La chevelure des maléfices

Cette petite histoire m’est passée par la tête pour un jeu d’écriture (la roulette russe) sur une image et un titre imposé.

Aujourd’hui Suzanne a quitté le bord de sa rivière ensorcelée, arrivée en ville elle marche gaiement. Elle se transforme et sans perdre son charme remonte l’avenue du Maine.
Suzanne aime les hommes et ils le lui ont bien rendu.
Suzanne frivole et se découvre aux inconnus.
Suzanne a quatre enfants tous de pères différents.
Suzanne est libre comme ses cheveux qui volent au vent.
Suzanne a rendez-vous chez Edouard un coiffeur aux doigts de fée, c’est un bel homme et comme d’autres un être blessé, Suzanne a su l’apprivoiser.
Là, aux abords de l’école, elle ouvre la porte du salon.
— Entrez Suzanne, venez, vous asseoir tout près de moi !
À chacun de ses rendez-vous, il lui fait la cour, il commence par une conversation légère pleine d’anecdotes. C’est qu’il aime prendre son temps, il n’a d’yeux que pour sa chevelure et retarde le moment délicieux où il plongera ses mains dedans.
Il se penche sur elle, l’effeuille, retire brindilles et feuilles mortes parmi ces fils d’or, la magie des lumières opère. Il regarde ces petits êtres lucioles apparaitre et disparaitre dans la chevelure. Ils sont nombreux et leurs douces voix chantent une comptine qui l’ensorcelle.

Les elfes scintillent et murmurent, « à celui qui l’aimera, elle se donnera et enfantera.
Quand son fruit d’amour sera éclos pour toujours, elle perdra ses sentiments et son amant. »

Edouard s’éprend, mais se reprend, Edouard aux mains d’agent, le beau mâle office. Sans le savoir comme à chacun de leurs rendez-vous, il coupera court au maléfice.

Suzanne tient le miroir, c’est la fin de l’école, ses enfants sont derrière la vitrine, ils se penchent et la regardent, ils se penchent comme ça toujours.

Maintenant, Suzanne rêve à Léonard, c’est un poète, ils ont rendez-vous cet après-midi à l’heure du thé.
Dans son rêve elle est nue, Léonard est son peintre et son héros. Il se penche vers elle, elle frissonne. Il a su peindre son corps parfait. Il fait durer son plaisir, l’effleure doucement du bout de ses pinceaux. Au soir, elle le prendra par la main, elle l’emmènera écouter les sirènes.

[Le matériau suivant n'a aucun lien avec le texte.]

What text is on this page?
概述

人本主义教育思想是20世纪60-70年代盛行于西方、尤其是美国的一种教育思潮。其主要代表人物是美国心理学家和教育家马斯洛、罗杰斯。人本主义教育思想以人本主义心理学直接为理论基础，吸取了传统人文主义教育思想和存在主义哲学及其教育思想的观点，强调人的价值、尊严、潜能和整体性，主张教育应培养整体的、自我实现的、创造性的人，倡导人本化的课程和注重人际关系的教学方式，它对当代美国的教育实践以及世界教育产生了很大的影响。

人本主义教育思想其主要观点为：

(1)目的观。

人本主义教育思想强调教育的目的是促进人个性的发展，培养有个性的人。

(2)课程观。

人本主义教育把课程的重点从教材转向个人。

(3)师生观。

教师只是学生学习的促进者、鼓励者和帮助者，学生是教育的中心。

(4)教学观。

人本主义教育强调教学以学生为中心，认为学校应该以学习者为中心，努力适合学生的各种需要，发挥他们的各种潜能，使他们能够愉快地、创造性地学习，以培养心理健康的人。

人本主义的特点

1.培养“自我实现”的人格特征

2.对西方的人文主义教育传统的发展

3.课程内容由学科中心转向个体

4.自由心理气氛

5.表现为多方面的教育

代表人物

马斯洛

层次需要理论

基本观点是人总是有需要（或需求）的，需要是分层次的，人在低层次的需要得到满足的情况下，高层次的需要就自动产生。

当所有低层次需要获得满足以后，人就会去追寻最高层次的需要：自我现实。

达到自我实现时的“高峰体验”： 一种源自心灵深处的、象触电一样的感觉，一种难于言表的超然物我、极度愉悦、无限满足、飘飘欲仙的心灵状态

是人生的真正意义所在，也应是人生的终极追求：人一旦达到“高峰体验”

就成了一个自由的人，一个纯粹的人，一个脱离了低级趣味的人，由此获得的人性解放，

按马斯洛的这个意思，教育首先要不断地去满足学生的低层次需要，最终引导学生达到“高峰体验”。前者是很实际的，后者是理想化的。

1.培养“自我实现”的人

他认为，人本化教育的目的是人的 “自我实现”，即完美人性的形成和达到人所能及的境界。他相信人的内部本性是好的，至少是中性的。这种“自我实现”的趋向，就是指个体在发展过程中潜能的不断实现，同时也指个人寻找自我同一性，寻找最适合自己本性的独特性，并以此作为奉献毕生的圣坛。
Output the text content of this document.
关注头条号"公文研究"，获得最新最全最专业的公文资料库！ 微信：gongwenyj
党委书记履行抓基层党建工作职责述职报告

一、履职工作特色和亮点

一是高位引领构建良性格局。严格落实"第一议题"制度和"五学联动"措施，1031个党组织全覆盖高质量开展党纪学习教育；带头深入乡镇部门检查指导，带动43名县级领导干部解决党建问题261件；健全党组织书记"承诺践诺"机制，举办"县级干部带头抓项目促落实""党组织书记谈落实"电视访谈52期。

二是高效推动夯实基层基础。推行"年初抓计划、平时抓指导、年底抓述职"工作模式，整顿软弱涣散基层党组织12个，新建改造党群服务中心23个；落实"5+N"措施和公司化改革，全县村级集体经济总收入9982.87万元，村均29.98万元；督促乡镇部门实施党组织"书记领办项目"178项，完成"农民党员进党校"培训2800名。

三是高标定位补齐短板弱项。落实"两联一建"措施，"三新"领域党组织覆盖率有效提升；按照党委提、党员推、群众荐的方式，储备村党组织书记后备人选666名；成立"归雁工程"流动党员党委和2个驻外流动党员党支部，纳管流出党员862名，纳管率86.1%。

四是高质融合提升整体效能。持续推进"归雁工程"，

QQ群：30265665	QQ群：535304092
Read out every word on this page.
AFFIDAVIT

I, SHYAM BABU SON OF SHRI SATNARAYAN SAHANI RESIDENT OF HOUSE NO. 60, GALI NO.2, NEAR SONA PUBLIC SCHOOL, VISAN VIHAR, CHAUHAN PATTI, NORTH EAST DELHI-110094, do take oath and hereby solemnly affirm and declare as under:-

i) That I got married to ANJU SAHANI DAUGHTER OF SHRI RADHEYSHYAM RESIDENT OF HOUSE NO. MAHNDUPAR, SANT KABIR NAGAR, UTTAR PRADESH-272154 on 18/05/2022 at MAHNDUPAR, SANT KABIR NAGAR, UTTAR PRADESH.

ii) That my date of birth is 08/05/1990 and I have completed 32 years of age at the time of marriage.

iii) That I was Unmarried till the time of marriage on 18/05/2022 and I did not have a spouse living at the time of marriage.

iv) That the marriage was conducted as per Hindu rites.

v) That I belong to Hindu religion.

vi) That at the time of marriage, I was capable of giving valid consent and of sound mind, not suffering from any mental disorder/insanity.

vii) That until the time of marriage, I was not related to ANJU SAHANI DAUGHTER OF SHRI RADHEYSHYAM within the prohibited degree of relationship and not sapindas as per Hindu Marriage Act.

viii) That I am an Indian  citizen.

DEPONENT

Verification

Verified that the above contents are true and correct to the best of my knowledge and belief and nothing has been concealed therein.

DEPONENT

(La référence de ce texte est une chanson mythique de léonard Cohen : Suzanne)
Le texte traduit en français.
Suzanne.
Suzanne t’emmène chez elle près de la rivière
Tu peux entendre les bateaux qui s’en vont
Tu peux passer la nuit à ses côtés
Et tu sais qu’elle est à moitié folle
Mais c’est la raison pour laquelle tu veux être là
Et elle te nourrit de thé et d’oranges
Qui viennent de Chine
Et juste au moment où tu veux lui dire
Que tu n’as pas d’amour à lui donner
Elle t’entraîne dans ses ondes
Et elle laisse la rivière répondre
Que tu es son amant depuis toujours
Et tu veux voyager avec elle
Et tu veux voyager les yeux fermés
Et tu sais qu’elle te fera confiance
Car tu as touché son corps parfait avec ton esprit

Et Jésus était un marin
Quand il marchait sur l’eau
Et il passa beaucoup de temps à regarder
Du haut de sa tour de solitude en bois
Et quand il a été sûr
Que seuls les noyés pouvaient le voir
Il a dit « Tous les hommes seront marins
Jusqu’à ce que la mer les libère « 
Mais lui-même fut brisé
Bien avant que le ciel s’ouvre
Abandonné, presque humain
Il coula sous ta sagesse comme une pierre
Et tu veux voyager avec lui
Et tu veux voyager les yeux fermés
Et tu penses que tu lui feras peut-être confiance
Car il a touché ton corps parfait avec son esprit

Maintenant Suzanne prend ta main
Et elle t’emmène à la rivière
Elle porte des haillons et des plumes
Venant des stocks de l’Armée du Salut
Et le soleil coule comme du miel
Sur notre dame du port
Et elle te montre où regarder
Entre les déchets et les fleurs
Il y a des héros dans les algues
Il y a des enfants dans le matin
Ils s’inclinent par amour
Et s’inclineront ainsi pour toujours
Pendant que Suzanne tient le miroir
Et tu veux voyager avec elle
Et tu veux voyager les yeux fermés

Et tu sais que tu peux lui faire confiance
Car elle a touché ton corps parfait avec son esprit.